Step 3: Personalize Learning Experiences Aligned to Organizational Strategy
Enterprise driven talent engines are crucial for overcoming organizational inertia when it comes to growth. Within this, it is imperative that learning experiences are tailored based on resources, feasibility; and to also cater for diverse learning preferences. Enter the line-manager! Their role is vital in ensuring that performance, experience, and aspiration are captured and fed into the overall talent engine. With this vital data, the talent custodians can design and chart various pathways and laser-like interventions (i.e. formal vs informal, communities of excellence, mentoring etc.) that accelerate role-readiness, but also reduce costs related to talent acquisition. The results of which are greater organizational engagement, motivation, and performance.
Step 4: Iterate and Optimize Learning & Development
Carefully curated programs and the strategic engagement between Human Capital and all business functions ensures alignment with strategic organizational objectives. It also reduces the risks of “just-in-time” succession. However, decision-makers need to continuously assess the impact of their initiatives. Key metrics and the careful tracking of L&D interventions, aligned to individual and organizational performance become vital. Google’s “Geist” survey and extensive employee training programs through “Google University,” not only foster alignment with strategic goals but also mitigate the risks associated with “just-in-time” succession.
From a ‘nice-to-have’ to a strategic asset…

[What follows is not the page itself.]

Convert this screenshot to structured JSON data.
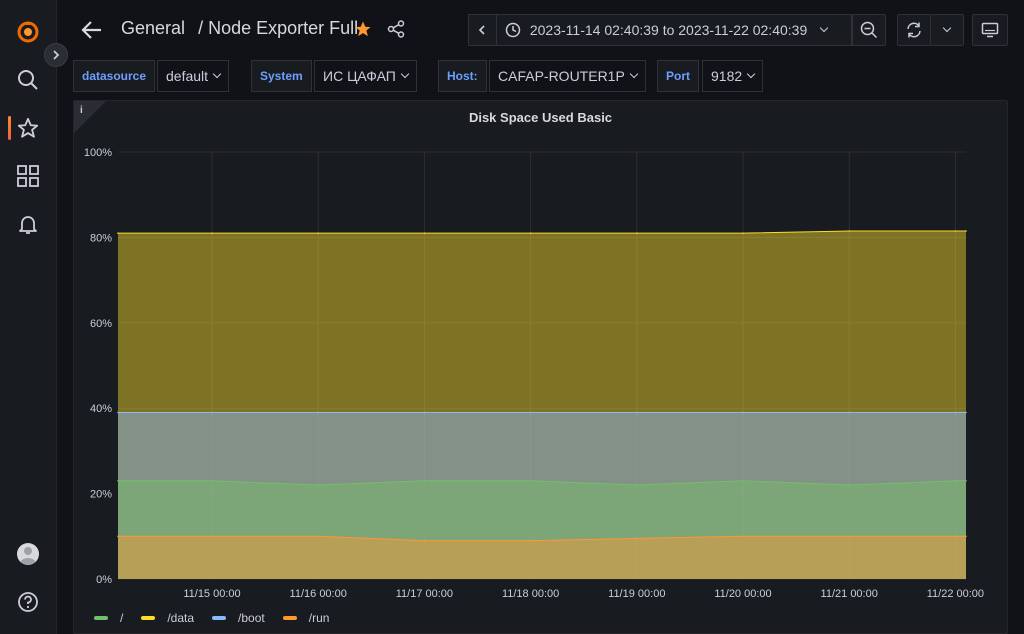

L&D Strategy requires organizations to implement an integrated full-court press. This involves placing long-term bets rather than using L&D as merely a ‘symbolic carrot’. Achieving this requires developing internal human capital aligned to current and future business needs. Embracing such a culture of continuous learning, requires managers to push the needle on how to grow their teams, but enabled and supported through the organization’s L&D infrastructure. This needs to be continuously measured and monitored, with leaders willing to course-correct and adjust as the business landscape evolves. Are you ready to change your Learning and Development game?